The Cavalier Daily
Serving the University Community Since 1890

Two Charlottesvilles

All throughout our award-winning community is an enduring underclass

CHARLOTTESVILLE is one of the most wonderful places to be a student, to raise a family, and to retire. Nestled in the rolling hills of the Piedmont, surrounded by mountains, coursed through by streams and rivers, it was the place one of the greatest Americans made his home. To the immense satisfaction of the city’s inhabitants, it was named the best city to live in the United States or Canada by the 2004 edition of “Cities Ranked and Rated.” The city, as obsessive as the University about rankings, maintains a page on its Web site listing all the honors bestowed on it by various magazines and publications.

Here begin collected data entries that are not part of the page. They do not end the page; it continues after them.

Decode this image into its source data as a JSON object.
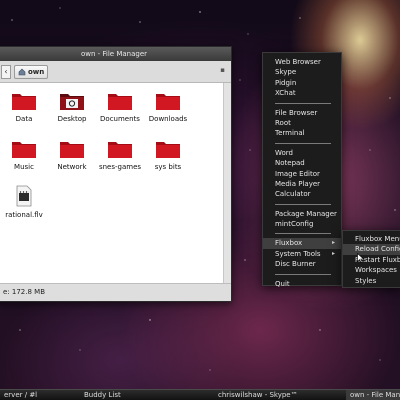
{
  "file_manager": {
    "title": "own - File Manager",
    "back_label": "‹",
    "breadcrumb_label": "own",
    "pin_label": "▪",
    "items": [
      {
        "label": "Data",
        "icon": "folder-icon"
      },
      {
        "label": "Desktop",
        "icon": "desktop-folder-icon"
      },
      {
        "label": "Documents",
        "icon": "folder-icon"
      },
      {
        "label": "Downloads",
        "icon": "folder-icon"
      },
      {
        "label": "Music",
        "icon": "folder-icon"
      },
      {
        "label": "Network",
        "icon": "folder-icon"
      },
      {
        "label": "snes-games",
        "icon": "folder-icon"
      },
      {
        "label": "sys bits",
        "icon": "folder-icon"
      },
      {
        "label": "rational.flv",
        "icon": "video-file-icon"
      }
    ],
    "status": "e: 172.8 MB"
  },
  "root_menu": {
    "group1": [
      "Web Browser",
      "Skype",
      "Pidgin",
      "XChat"
    ],
    "group2": [
      "File Browser",
      "Root",
      "Terminal"
    ],
    "group3": [
      "Word",
      "Notepad",
      "Image Editor",
      "Media Player",
      "Calculator"
    ],
    "group4": [
      "Package Manager",
      "mintConfig"
    ],
    "group5": [
      {
        "label": "Fluxbox",
        "arrow": "▸"
      },
      {
        "label": "System Tools",
        "arrow": "▸"
      },
      {
        "label": "Disc Burner",
        "arrow": ""
      }
    ],
    "quit": "Quit"
  },
  "fluxbox_menu": {
    "items": [
      "Fluxbox Menu",
      "Reload Config",
      "Restart Fluxbox",
      "Workspaces",
      "Styles"
    ]
  },
  "taskbar": {
    "tasks": [
      "erver / #l",
      "Buddy List",
      "chriswilshaw - Skype™",
      "own - File Manager"
    ]
  },
  "colors": {
    "folder_red": "#c8101c",
    "menu_bg": "#1c1c1c",
    "menu_highlight": "#3f3f3f"
  }
}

The city, in other words, has a good brand that is in most respects deserved. However, the great irony of Charlottesville, like that of many cities in the South and around the country, lies in its permanent underclass. The people whose families have lived in Charlottesville the longest are the people who benefit from the city’s success the least. As a rough measure of the existence of this underclass, it is worth noting that the city’s 17.2 percent poverty rate in 2004 was substantially higher than the 9.2 percent rate in the rest of the Commonwealth. That poverty is not to be found primarily amongst the University students who stay in Charlottesville, the retirees who have made it home, nor among affiliates of the University or the industries which have grown around it. The poverty here is mostly home-grown.
In a Southern city it is no surprise that the permanent underclass in Charlottesville is largely, though by no means entirely, African-American. This underclass is partly the legacy of historical public policy. In the 1950s, when many of Charlottesville’s current residents were educated, the city school system was still segregated. In fact, the city was a flashpoint of the “massive resistance” to desegregation pushed by Virginia’s then Senator and former Governor Harry Byrd. Venable Elementary was closed for much of 1958-1959 as white parents created makeshift schools in basements across the city when the Governor ordered schools closed rather than integrated.

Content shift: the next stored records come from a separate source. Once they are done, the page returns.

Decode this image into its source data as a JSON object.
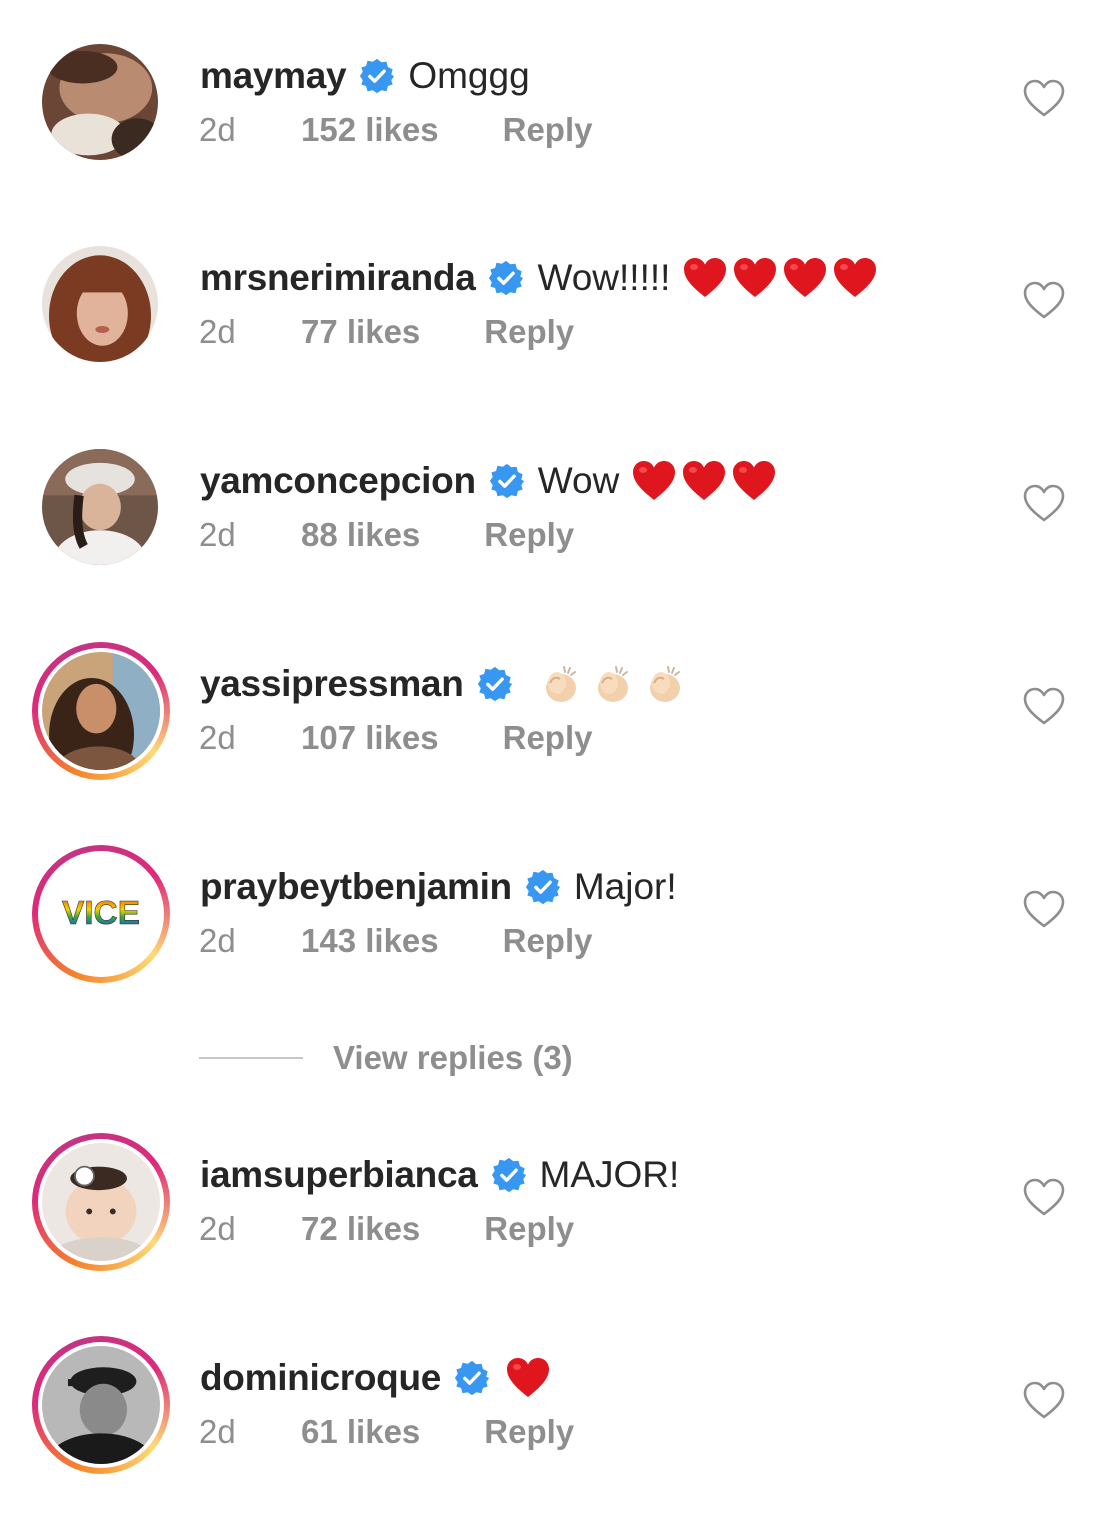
{
  "comments": [
    {
      "username": "maymay",
      "text": "Omggg",
      "emojis": [],
      "time": "2d",
      "likes": "152 likes",
      "reply_label": "Reply",
      "story_ring": false,
      "avatar": "sleeping-face-photo"
    },
    {
      "username": "mrsnerimiranda",
      "text": "Wow!!!!!",
      "emojis": [
        "red-heart",
        "red-heart",
        "red-heart",
        "red-heart"
      ],
      "time": "2d",
      "likes": "77 likes",
      "reply_label": "Reply",
      "story_ring": false,
      "avatar": "woman-bangs-photo"
    },
    {
      "username": "yamconcepcion",
      "text": "Wow",
      "emojis": [
        "red-heart",
        "red-heart",
        "red-heart"
      ],
      "time": "2d",
      "likes": "88 likes",
      "reply_label": "Reply",
      "story_ring": false,
      "avatar": "woman-bucket-hat-photo"
    },
    {
      "username": "yassipressman",
      "text": "",
      "emojis": [
        "clapping-hands-light",
        "clapping-hands-light",
        "clapping-hands-light"
      ],
      "time": "2d",
      "likes": "107 likes",
      "reply_label": "Reply",
      "story_ring": true,
      "avatar": "woman-long-hair-photo"
    },
    {
      "username": "praybeytbenjamin",
      "text": "Major!",
      "emojis": [],
      "time": "2d",
      "likes": "143 likes",
      "reply_label": "Reply",
      "story_ring": true,
      "avatar": "vice-rainbow-logo",
      "avatar_text": "VICE"
    },
    {
      "username": "iamsuperbianca",
      "text": "MAJOR!",
      "emojis": [],
      "time": "2d",
      "likes": "72 likes",
      "reply_label": "Reply",
      "story_ring": true,
      "avatar": "baby-photo"
    },
    {
      "username": "dominicroque",
      "text": "",
      "emojis": [
        "red-heart"
      ],
      "time": "2d",
      "likes": "61 likes",
      "reply_label": "Reply",
      "story_ring": true,
      "avatar": "man-cap-bw-photo"
    }
  ],
  "view_replies": {
    "label": "View replies (3)"
  },
  "colors": {
    "verified_blue": "#3897f0",
    "meta_gray": "#8e8e8e",
    "heart_red": "#e0161e",
    "text": "#262626"
  }
}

Today, Charlottesville schools are integrated, but still, de facto, have distinct tracks. On one track, students who plan to go to college take advanced classes and apply in large numbers to the University and other top colleges. On the other track, students take standard courses and few attend college. Students’ selection into these tracks depends heavily on their family backgrounds.
The education system in the city is not the only area in which Charlottesville is stratified. Housing in the city is distinguished by zones of poverty and affluence, perhaps most surprising for how nearby to one another they are to be found. Students at the University know that “Shady Grady” — the area East of 14th St on Grady — should be avoided, and few would venture at night near the public housing on Hardy Drive, though it is not far from Wertland St, nor to Friendship Court, though it is not far from the Downtown Mall.

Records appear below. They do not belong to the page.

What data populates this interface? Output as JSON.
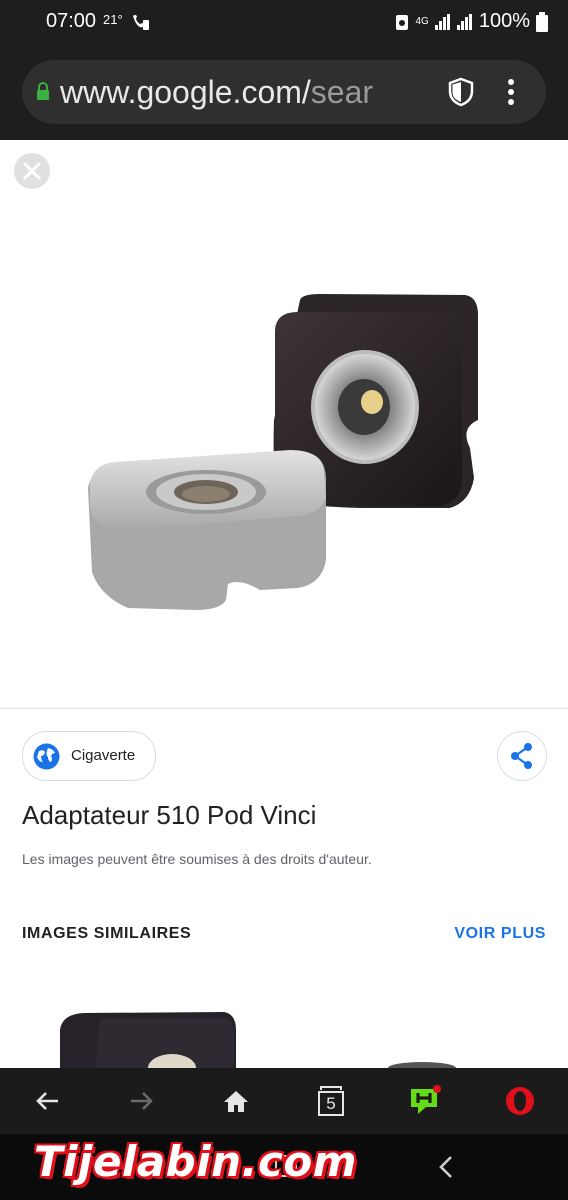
{
  "status_bar": {
    "time": "07:00",
    "temperature": "21°",
    "network": "4G",
    "battery": "100%"
  },
  "browser": {
    "url_main": "www.google.com/",
    "url_tail": "sear"
  },
  "result": {
    "source_name": "Cigaverte",
    "title": "Adaptateur 510 Pod Vinci",
    "copyright_notice": "Les images peuvent être soumises à des droits d'auteur.",
    "similar_heading": "IMAGES SIMILAIRES",
    "see_more": "VOIR PLUS"
  },
  "bottom_nav": {
    "tab_count": "5"
  },
  "watermark": "Tijelabin.com",
  "colors": {
    "accent": "#1a73e8",
    "opera_red": "#e0101b",
    "app_green": "#64dd17"
  }
}
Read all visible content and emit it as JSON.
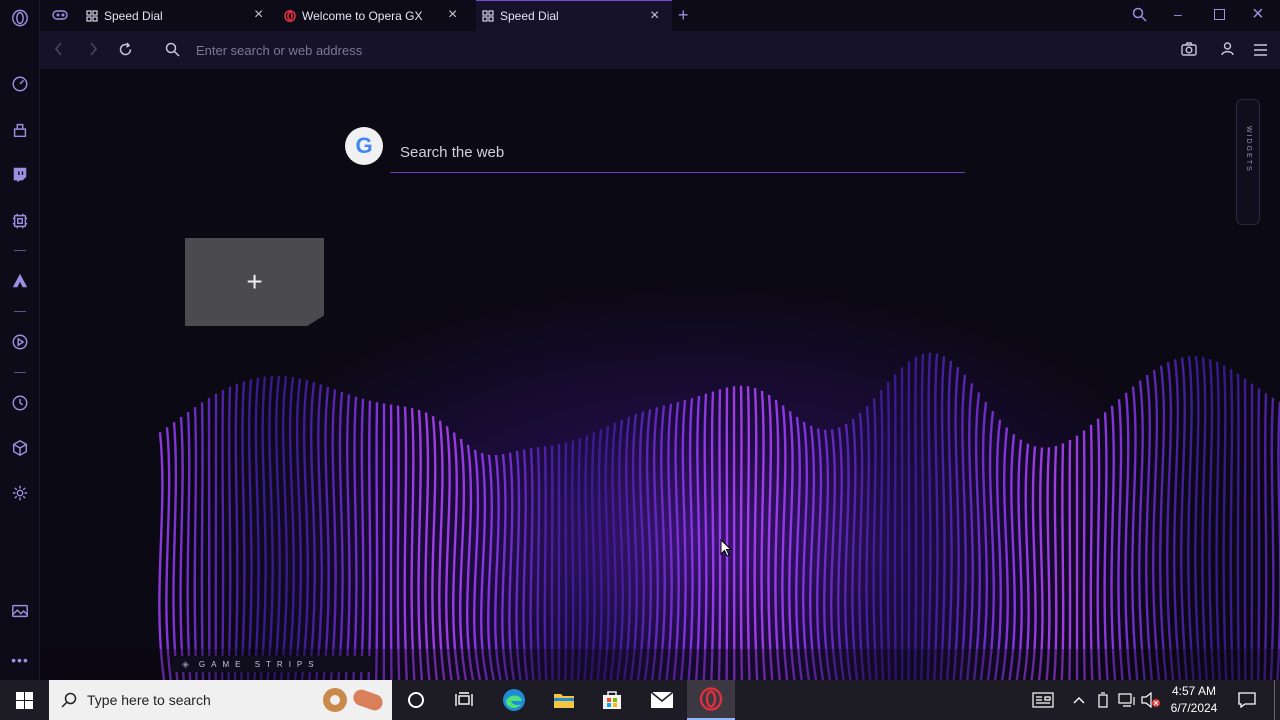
{
  "tabs": [
    {
      "title": "Speed Dial",
      "icon": "speed-dial-icon"
    },
    {
      "title": "Welcome to Opera GX",
      "icon": "opera-gx-icon"
    },
    {
      "title": "Speed Dial",
      "icon": "speed-dial-icon",
      "active": true
    }
  ],
  "address_bar": {
    "placeholder": "Enter search or web address"
  },
  "speed_dial": {
    "search_placeholder": "Search the web",
    "google_letter": "G",
    "add_tile_label": "+",
    "widgets_label": "WIDGETS",
    "game_strips_label": "GAME STRIPS"
  },
  "taskbar": {
    "search_placeholder": "Type here to search",
    "time": "4:57 AM",
    "date": "6/7/2024"
  },
  "colors": {
    "accent": "#6f4bd8",
    "sidebar_icon": "#9d8fe0",
    "wave": "#8a4fe0"
  }
}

To the extent that most students experience the “other” Charlottesville, it is through fear of crime that might emanate from it. This summer I helped more than a dozen people apply to regain their civil rights, which Virginia, according to an unusual practice, permanently takes away from all felons (thereby disenfranchising approximately a third of African-American men). Looking through the indices of the cases at the Charlottesville Circuit Court was a depressing experience. One could see the legacy of inherited criminality in multiple names that differed only in the suffixes, Sr., Jr., and III, and in some cases dozen of cases against individuals with the same uncommon surname.
Stratified education, housing, and criminal justice are only three of a vast number of respects in which there is a second Charlottesville that many students hardly realize exists. There are no easy solutions to this “two-city” phenomenon. The city government constantly thinks about these issues and most of them are beyond the powers of a municipal administration, even one greatly concerned with equity and fairness.
As students at the University distinctly on one side of the urban divide, there is a question of what responsibilities we have to the long-time citizens of Charlottesville. I have no conclusive answers, besides insisting on the importance of not blinding ourselves to the reality that even in our wonderfully livable city, many people find their lives quite difficult to live. Whether by tutoring, teaching literacy, English or adult education classes, or being involved in mentoring programs, there are countless ways to be involved in bridging the divide in Charlottesville. It makes no sense to wait for government to channel social energy to tasks you can elect to participate in yourself.